予想通り、敵はほぼ手抜きしかいなかった。
中にはかなり本気で来ていたところもあったが、特等でもないので、ガリウス達の敵ではなかった。
だが、手抜きという意味ならガリウスたちも変わらない。
何故なら、ガリウス達にとってのメインイベントはレースではないゆえに、力を温存していたからである。
そして、最終ステージ
「もう散々休んだな」
かなり早くたどり着いたので、ガリウス達は体力の回復と武器のメンテナンスを行っていた。

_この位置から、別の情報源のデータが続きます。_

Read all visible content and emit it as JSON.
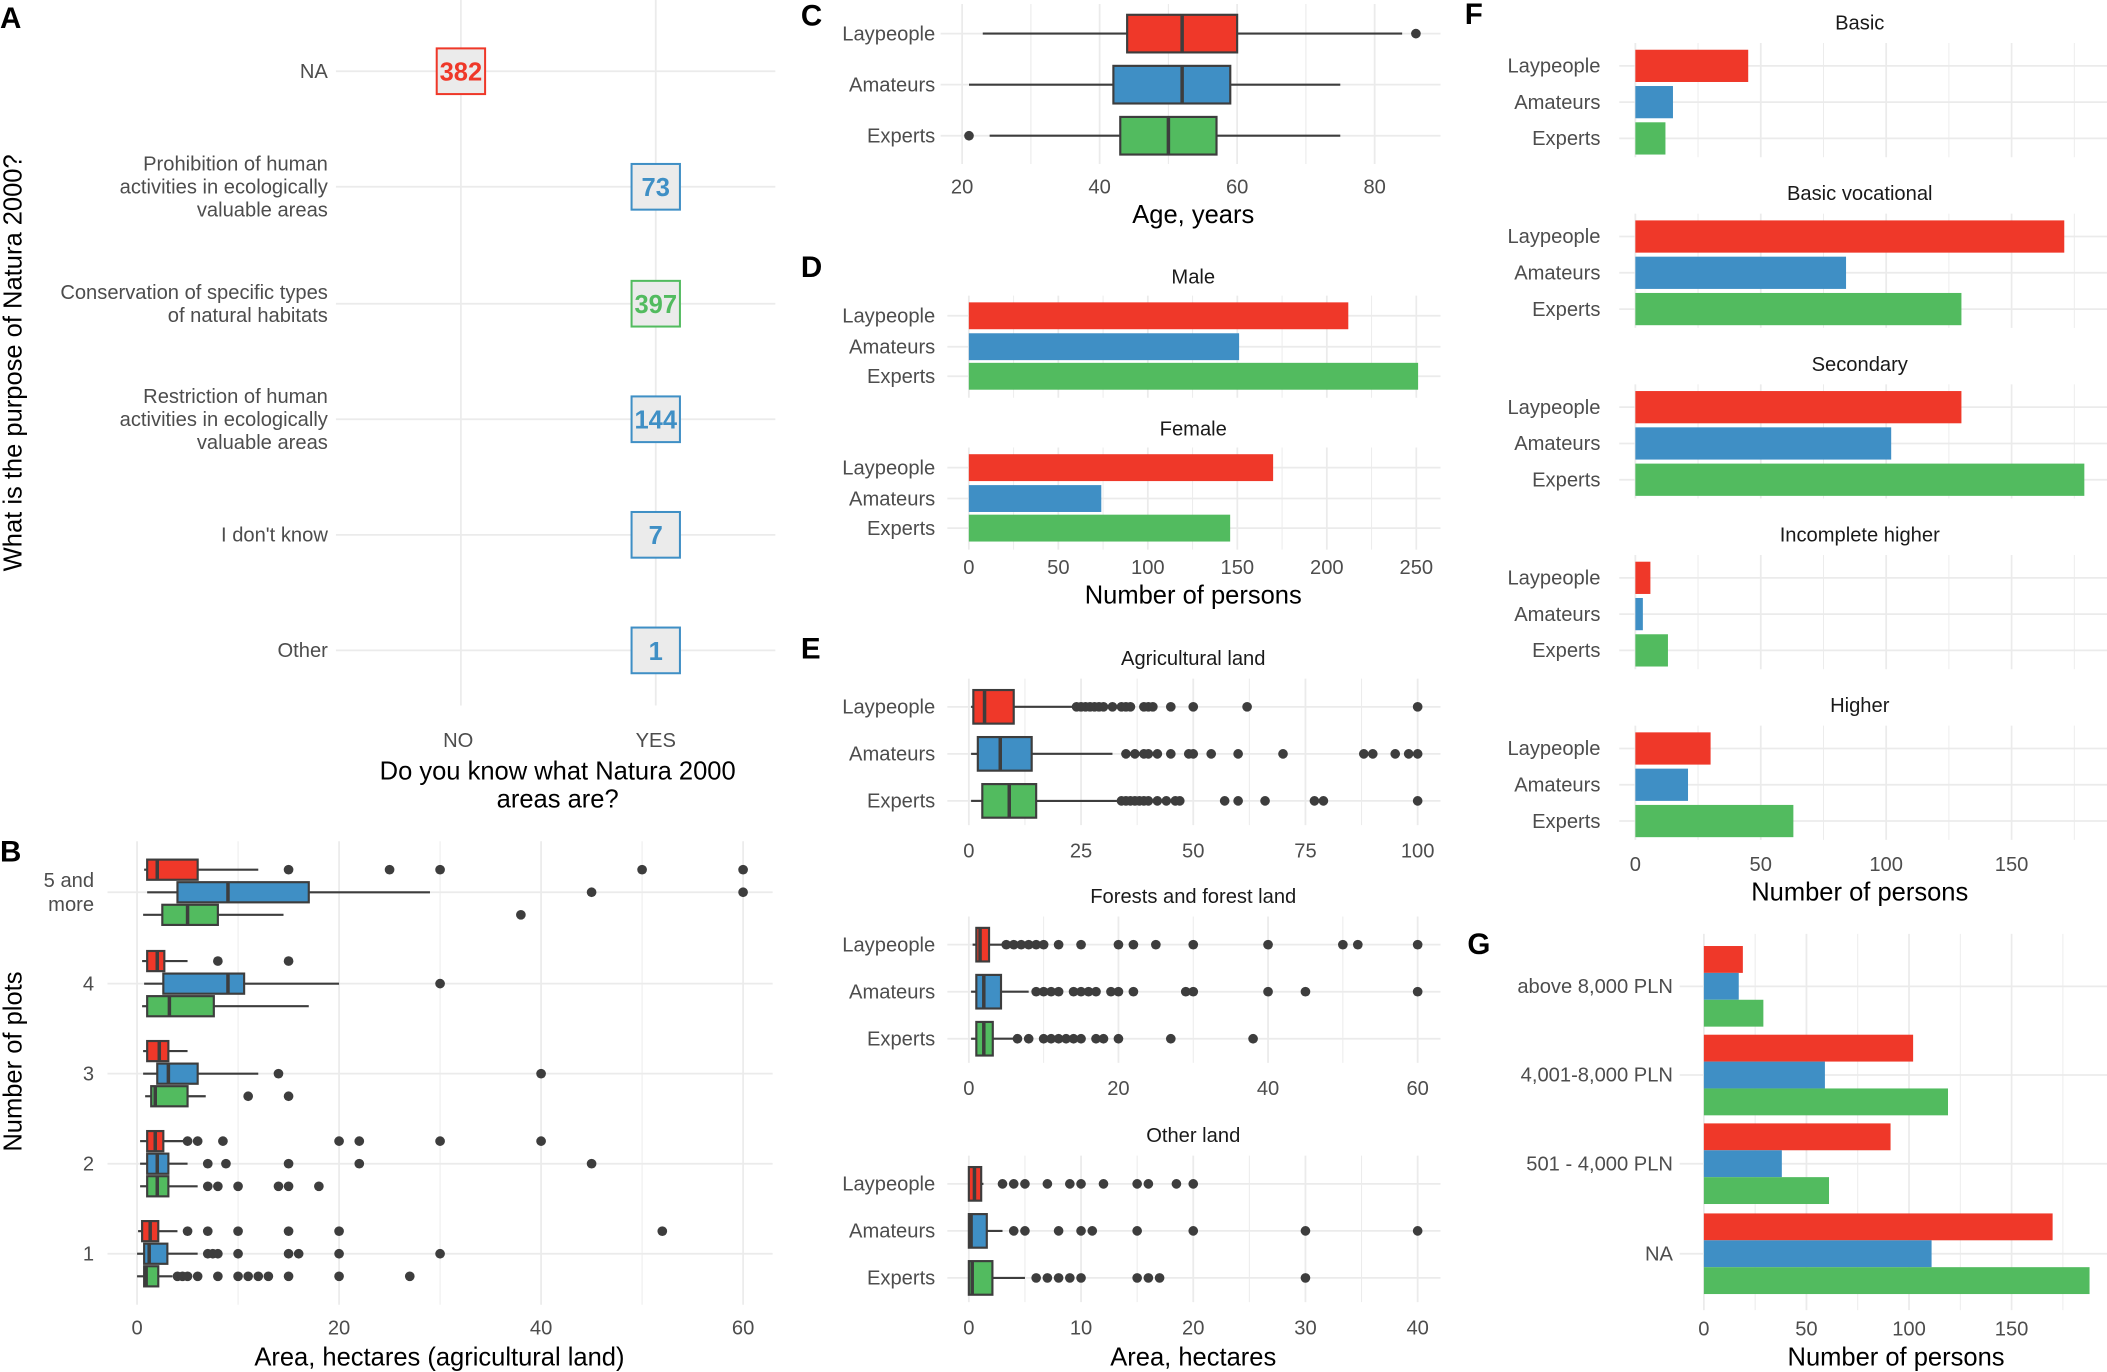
{
  "colors": {
    "laypeople": "#ef3829",
    "amateurs": "#3f8fc5",
    "experts": "#52bb5f",
    "outline": "#3d3d3d",
    "grid": "#ebebeb",
    "label_fill": "#ebebeb"
  },
  "chart_data": [
    {
      "panel": "A",
      "type": "scatter",
      "xlabel_lines": [
        "Do you know what Natura 2000",
        "areas are?"
      ],
      "ylabel": "What is the purpose of Natura 2000?",
      "x_categories": [
        "NO",
        "YES"
      ],
      "y_categories": [
        {
          "lines": [
            "NA"
          ]
        },
        {
          "lines": [
            "Prohibition of human",
            "activities in ecologically",
            "valuable areas"
          ]
        },
        {
          "lines": [
            "Conservation of specific types",
            "of natural habitats"
          ]
        },
        {
          "lines": [
            "Restriction of human",
            "activities in ecologically",
            "valuable areas"
          ]
        },
        {
          "lines": [
            "I don't know"
          ]
        },
        {
          "lines": [
            "Other"
          ]
        }
      ],
      "points": [
        {
          "x": "NO",
          "y_index": 0,
          "value": 382,
          "color": "laypeople"
        },
        {
          "x": "YES",
          "y_index": 1,
          "value": 73,
          "color": "amateurs"
        },
        {
          "x": "YES",
          "y_index": 2,
          "value": 397,
          "color": "experts"
        },
        {
          "x": "YES",
          "y_index": 3,
          "value": 144,
          "color": "amateurs"
        },
        {
          "x": "YES",
          "y_index": 4,
          "value": 7,
          "color": "amateurs"
        },
        {
          "x": "YES",
          "y_index": 5,
          "value": 1,
          "color": "amateurs"
        }
      ]
    },
    {
      "panel": "B",
      "type": "boxplot",
      "xlabel": "Area, hectares (agricultural land)",
      "ylabel": "Number of plots",
      "xlim": [
        0,
        60
      ],
      "xticks": [
        0,
        20,
        40,
        60
      ],
      "categories": [
        {
          "lines": [
            "5 and",
            "more"
          ],
          "series": [
            {
              "color": "laypeople",
              "whisker": [
                0.7,
                12
              ],
              "box": [
                1,
                6
              ],
              "median": 2,
              "outliers": [
                15,
                25,
                30,
                50,
                60
              ]
            },
            {
              "color": "amateurs",
              "whisker": [
                1,
                29
              ],
              "box": [
                4,
                17
              ],
              "median": 9,
              "outliers": [
                45,
                60
              ]
            },
            {
              "color": "experts",
              "whisker": [
                0.6,
                14.5
              ],
              "box": [
                2.5,
                8
              ],
              "median": 5,
              "outliers": [
                38
              ]
            }
          ]
        },
        {
          "lines": [
            "4"
          ],
          "series": [
            {
              "color": "laypeople",
              "whisker": [
                0.5,
                5
              ],
              "box": [
                1,
                2.7
              ],
              "median": 2,
              "outliers": [
                8,
                15
              ]
            },
            {
              "color": "amateurs",
              "whisker": [
                0.7,
                20
              ],
              "box": [
                2.6,
                10.6
              ],
              "median": 9,
              "outliers": [
                30
              ]
            },
            {
              "color": "experts",
              "whisker": [
                0.5,
                17
              ],
              "box": [
                1,
                7.6
              ],
              "median": 3.2,
              "outliers": []
            }
          ]
        },
        {
          "lines": [
            "3"
          ],
          "series": [
            {
              "color": "laypeople",
              "whisker": [
                0.6,
                5
              ],
              "box": [
                1,
                3.1
              ],
              "median": 2.2,
              "outliers": []
            },
            {
              "color": "amateurs",
              "whisker": [
                0.6,
                12
              ],
              "box": [
                2,
                6
              ],
              "median": 3.1,
              "outliers": [
                14,
                40
              ]
            },
            {
              "color": "experts",
              "whisker": [
                0.8,
                6.8
              ],
              "box": [
                1.4,
                5
              ],
              "median": 1.8,
              "outliers": [
                11,
                15
              ]
            }
          ]
        },
        {
          "lines": [
            "2"
          ],
          "series": [
            {
              "color": "laypeople",
              "whisker": [
                0.3,
                5
              ],
              "box": [
                1,
                2.6
              ],
              "median": 1.8,
              "outliers": [
                5,
                6,
                8.5,
                20,
                22,
                30,
                40
              ]
            },
            {
              "color": "amateurs",
              "whisker": [
                0.3,
                5
              ],
              "box": [
                1,
                3.1
              ],
              "median": 2,
              "outliers": [
                7,
                8.8,
                15,
                22,
                45
              ]
            },
            {
              "color": "experts",
              "whisker": [
                0.3,
                6
              ],
              "box": [
                1,
                3.1
              ],
              "median": 2,
              "outliers": [
                7,
                8,
                10,
                14,
                15,
                18
              ]
            }
          ]
        },
        {
          "lines": [
            "1"
          ],
          "series": [
            {
              "color": "laypeople",
              "whisker": [
                0.1,
                4
              ],
              "box": [
                0.5,
                2.1
              ],
              "median": 1.3,
              "outliers": [
                5,
                7,
                10,
                15,
                20,
                52
              ]
            },
            {
              "color": "amateurs",
              "whisker": [
                0,
                6
              ],
              "box": [
                0.7,
                3
              ],
              "median": 1.2,
              "outliers": [
                7,
                7.5,
                8,
                10,
                15,
                16,
                20,
                30
              ]
            },
            {
              "color": "experts",
              "whisker": [
                0,
                3.5
              ],
              "box": [
                0.7,
                2.1
              ],
              "median": 0.9,
              "outliers": [
                4,
                4.5,
                5,
                6,
                8,
                10,
                11,
                12,
                13,
                15,
                20,
                27
              ]
            }
          ]
        }
      ]
    },
    {
      "panel": "C",
      "type": "boxplot",
      "xlabel": "Age, years",
      "xlim": [
        20,
        80
      ],
      "xticks": [
        20,
        40,
        60,
        80
      ],
      "groups": [
        "Laypeople",
        "Amateurs",
        "Experts"
      ],
      "series": [
        {
          "color": "laypeople",
          "whisker": [
            23,
            84
          ],
          "box": [
            44,
            60
          ],
          "median": 52,
          "outliers": [
            86
          ]
        },
        {
          "color": "amateurs",
          "whisker": [
            21,
            75
          ],
          "box": [
            42,
            59
          ],
          "median": 52,
          "outliers": []
        },
        {
          "color": "experts",
          "whisker": [
            24,
            75
          ],
          "box": [
            43,
            57
          ],
          "median": 50,
          "outliers": [
            21
          ]
        }
      ]
    },
    {
      "panel": "D",
      "type": "bar",
      "xlabel": "Number of persons",
      "xlim": [
        0,
        250
      ],
      "xticks": [
        0,
        50,
        100,
        150,
        200,
        250
      ],
      "groups": [
        "Laypeople",
        "Amateurs",
        "Experts"
      ],
      "facets": [
        {
          "title": "Male",
          "values": [
            212,
            151,
            251
          ]
        },
        {
          "title": "Female",
          "values": [
            170,
            74,
            146
          ]
        }
      ]
    },
    {
      "panel": "E",
      "type": "boxplot",
      "xlabel": "Area, hectares",
      "groups": [
        "Laypeople",
        "Amateurs",
        "Experts"
      ],
      "facets": [
        {
          "title": "Agricultural land",
          "xlim": [
            0,
            100
          ],
          "xticks": [
            0,
            25,
            50,
            75,
            100
          ],
          "series": [
            {
              "color": "laypeople",
              "whisker": [
                0.5,
                23
              ],
              "box": [
                1,
                10
              ],
              "median": 3.5,
              "outliers": [
                24,
                25,
                26,
                27,
                28,
                29,
                30,
                32,
                34,
                35,
                36,
                39,
                40,
                41,
                45,
                50,
                62,
                100
              ]
            },
            {
              "color": "amateurs",
              "whisker": [
                0.5,
                32
              ],
              "box": [
                2,
                14
              ],
              "median": 7,
              "outliers": [
                35,
                37,
                39,
                40,
                42,
                45,
                49,
                50,
                54,
                60,
                70,
                88,
                90,
                95,
                98,
                100
              ]
            },
            {
              "color": "experts",
              "whisker": [
                0.5,
                33
              ],
              "box": [
                3,
                15
              ],
              "median": 9,
              "outliers": [
                34,
                35,
                36,
                37,
                38,
                39,
                40,
                42,
                44,
                46,
                47,
                57,
                60,
                66,
                77,
                79,
                100
              ]
            }
          ]
        },
        {
          "title": "Forests and forest land",
          "xlim": [
            0,
            60
          ],
          "xticks": [
            0,
            20,
            40,
            60
          ],
          "series": [
            {
              "color": "laypeople",
              "whisker": [
                0.5,
                5
              ],
              "box": [
                1,
                2.7
              ],
              "median": 1.5,
              "outliers": [
                5,
                6,
                7,
                8,
                9,
                10,
                12,
                15,
                20,
                22,
                25,
                30,
                40,
                50,
                52,
                60
              ]
            },
            {
              "color": "amateurs",
              "whisker": [
                0.3,
                8
              ],
              "box": [
                1,
                4.3
              ],
              "median": 2,
              "outliers": [
                9,
                10,
                11,
                12,
                14,
                15,
                16,
                17,
                19,
                20,
                22,
                29,
                30,
                40,
                45,
                60
              ]
            },
            {
              "color": "experts",
              "whisker": [
                0.3,
                6
              ],
              "box": [
                1,
                3.2
              ],
              "median": 2,
              "outliers": [
                6.5,
                8,
                10,
                11,
                12,
                13,
                14,
                15,
                17,
                18,
                20,
                27,
                38
              ]
            }
          ]
        },
        {
          "title": "Other land",
          "xlim": [
            0,
            40
          ],
          "xticks": [
            0,
            10,
            20,
            30,
            40
          ],
          "series": [
            {
              "color": "laypeople",
              "whisker": [
                0,
                1.3
              ],
              "box": [
                0,
                1.1
              ],
              "median": 0.5,
              "outliers": [
                3,
                4,
                5,
                7,
                9,
                10,
                12,
                15,
                16,
                18.5,
                20
              ]
            },
            {
              "color": "amateurs",
              "whisker": [
                0,
                3
              ],
              "box": [
                0,
                1.6
              ],
              "median": 0.2,
              "outliers": [
                4,
                5,
                8,
                10,
                11,
                15,
                20,
                30,
                40
              ]
            },
            {
              "color": "experts",
              "whisker": [
                0,
                5
              ],
              "box": [
                0,
                2.1
              ],
              "median": 0.3,
              "outliers": [
                6,
                7,
                8,
                9,
                10,
                15,
                16,
                17,
                30
              ]
            }
          ]
        }
      ]
    },
    {
      "panel": "F",
      "type": "bar",
      "xlabel": "Number of persons",
      "xlim": [
        0,
        180
      ],
      "xticks": [
        0,
        50,
        100,
        150
      ],
      "groups": [
        "Laypeople",
        "Amateurs",
        "Experts"
      ],
      "facets": [
        {
          "title": "Basic",
          "values": [
            45,
            15,
            12
          ]
        },
        {
          "title": "Basic vocational",
          "values": [
            171,
            84,
            130
          ]
        },
        {
          "title": "Secondary",
          "values": [
            130,
            102,
            179
          ]
        },
        {
          "title": "Incomplete higher",
          "values": [
            6,
            3,
            13
          ]
        },
        {
          "title": "Higher",
          "values": [
            30,
            21,
            63
          ]
        }
      ]
    },
    {
      "panel": "G",
      "type": "bar",
      "xlabel": "Number of persons",
      "xlim": [
        0,
        190
      ],
      "xticks": [
        0,
        50,
        100,
        150
      ],
      "categories": [
        "above 8,000 PLN",
        "4,001-8,000 PLN",
        "501 - 4,000 PLN",
        "NA"
      ],
      "series": [
        {
          "color": "laypeople",
          "values": [
            19,
            102,
            91,
            170
          ]
        },
        {
          "color": "amateurs",
          "values": [
            17,
            59,
            38,
            111
          ]
        },
        {
          "color": "experts",
          "values": [
            29,
            119,
            61,
            188
          ]
        }
      ]
    }
  ]
}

その間に数チーム通って行ったが、ガリウス達と同じ場所を通る気配はなかったので、そのまま無視を決め込んでいたのである。
「いよいよだ。調子はどうだ? ガリウス」
「余裕に決まってんだろ………………と言いたかったが、カッコつかねぇことにかなりテンパってんだわ。今まであの野郎には一度も勝てなかったし、それどころか手も足も出なかった。あの圧倒的な強さを俺様はよく覚えている………………」
ガリウスはグッと手を握りしめた。
「だが、俺様はここで勝たねェと、多分一生何も超えられないし、何にも勝てねェ腰抜けになっちまう」
「………」
ダンッ!! と地面を踏む。
ガリウスは覚悟を決めたのだ。
過去に打ち勝ち、先へ進もうとする覚悟を。